O requerimento foi assinado pelo delegado Flávio Dutra de Melo, integrante da comissão especial designada para elucidar o caso. Segundo a autoridade policial, a autorização judicial concedida anteriormente para a perícia no dispositivo revelou-se "genérica e insuficiente", criando entraves burocráticos e técnicos para a execução integral das diligências necessárias à investigação criminal.
Devassa digital e física
Diante das limitações do despacho original, a nova solicitação da Polícia Civil detalha ações profundas para garantir o recolhimento de provas. O delegado pleiteia o direito não apenas de acessar e extrair o conteúdo do smartphone, mas também de analisar e compartilhar as informações de forma institucional.
A ofensiva foca especialmente no tráfego de dados digitais. Ao solicitar o afastamento do sigilo telemático das aplicações de internet, os investigadores buscam recuperar históricos de conversas e mídias salvos em servidores de nuvem, que possam lançar luz sobre a motivação por trás do duplo homicídio.
Além disso, a polícia se preparou para eventuais barreiras tecnológicas.
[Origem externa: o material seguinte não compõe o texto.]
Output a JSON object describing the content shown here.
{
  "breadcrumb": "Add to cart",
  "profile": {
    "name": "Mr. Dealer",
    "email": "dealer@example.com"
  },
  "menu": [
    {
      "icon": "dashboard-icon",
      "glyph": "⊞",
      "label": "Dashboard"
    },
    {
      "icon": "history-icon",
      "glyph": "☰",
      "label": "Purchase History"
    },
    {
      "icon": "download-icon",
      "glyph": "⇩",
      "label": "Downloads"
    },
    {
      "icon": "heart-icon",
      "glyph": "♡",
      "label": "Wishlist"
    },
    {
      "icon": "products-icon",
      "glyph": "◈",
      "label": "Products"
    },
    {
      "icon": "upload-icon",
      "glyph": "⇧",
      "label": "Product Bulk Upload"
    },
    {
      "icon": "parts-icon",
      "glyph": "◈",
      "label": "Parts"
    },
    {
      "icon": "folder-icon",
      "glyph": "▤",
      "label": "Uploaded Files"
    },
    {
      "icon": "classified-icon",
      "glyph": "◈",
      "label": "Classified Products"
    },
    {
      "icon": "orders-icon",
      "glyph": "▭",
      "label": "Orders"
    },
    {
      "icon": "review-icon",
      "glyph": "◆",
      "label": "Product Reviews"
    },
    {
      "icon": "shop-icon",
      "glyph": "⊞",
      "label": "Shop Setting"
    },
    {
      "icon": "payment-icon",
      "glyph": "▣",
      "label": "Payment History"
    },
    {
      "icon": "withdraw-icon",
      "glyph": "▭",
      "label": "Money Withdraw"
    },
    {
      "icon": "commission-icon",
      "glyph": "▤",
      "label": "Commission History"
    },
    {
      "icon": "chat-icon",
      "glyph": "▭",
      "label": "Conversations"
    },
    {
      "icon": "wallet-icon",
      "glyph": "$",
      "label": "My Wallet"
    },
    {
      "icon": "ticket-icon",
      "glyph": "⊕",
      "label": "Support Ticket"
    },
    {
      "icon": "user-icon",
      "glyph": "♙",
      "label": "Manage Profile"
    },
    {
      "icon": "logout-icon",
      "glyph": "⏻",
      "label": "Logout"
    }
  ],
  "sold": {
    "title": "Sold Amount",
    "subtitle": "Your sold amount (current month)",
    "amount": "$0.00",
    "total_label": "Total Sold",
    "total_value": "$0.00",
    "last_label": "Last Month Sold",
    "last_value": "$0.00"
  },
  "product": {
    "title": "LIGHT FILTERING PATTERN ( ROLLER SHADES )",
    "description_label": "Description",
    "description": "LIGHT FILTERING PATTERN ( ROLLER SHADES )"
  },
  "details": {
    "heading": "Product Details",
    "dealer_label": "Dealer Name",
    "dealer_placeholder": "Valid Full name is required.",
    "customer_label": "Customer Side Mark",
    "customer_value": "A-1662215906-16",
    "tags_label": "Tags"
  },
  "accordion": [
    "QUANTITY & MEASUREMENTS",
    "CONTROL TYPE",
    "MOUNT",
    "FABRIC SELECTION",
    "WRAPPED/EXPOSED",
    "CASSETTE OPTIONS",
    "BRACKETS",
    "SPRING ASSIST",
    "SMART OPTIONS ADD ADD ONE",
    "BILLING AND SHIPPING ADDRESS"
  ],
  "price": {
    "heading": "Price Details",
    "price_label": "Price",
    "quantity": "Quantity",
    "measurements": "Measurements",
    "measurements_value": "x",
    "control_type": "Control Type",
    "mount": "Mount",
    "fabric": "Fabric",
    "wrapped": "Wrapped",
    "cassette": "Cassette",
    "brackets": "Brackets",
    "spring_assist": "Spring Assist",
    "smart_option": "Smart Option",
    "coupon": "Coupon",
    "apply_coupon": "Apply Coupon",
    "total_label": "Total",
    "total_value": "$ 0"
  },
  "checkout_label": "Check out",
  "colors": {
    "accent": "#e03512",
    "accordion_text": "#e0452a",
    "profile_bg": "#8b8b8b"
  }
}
Em um movimento estratégico, foi pedido o aval para a desmontagem física do aparelho e o acesso direto ao seu circuito integrado (chip de memória), caso os métodos tradicionais de extração de dados falhem ou sejam bloqueados por sistemas de segurança.
Próximos passos
O desfecho do pedido agora depende de uma manifestação jurídica. O Poder Judiciário de Alagoas determinou um prazo de cinco dias para que o Ministério Público Estadual (MP-AL) se posicione sobre os novos termos solicitados pela Polícia Civil antes da decisão final do magistrado.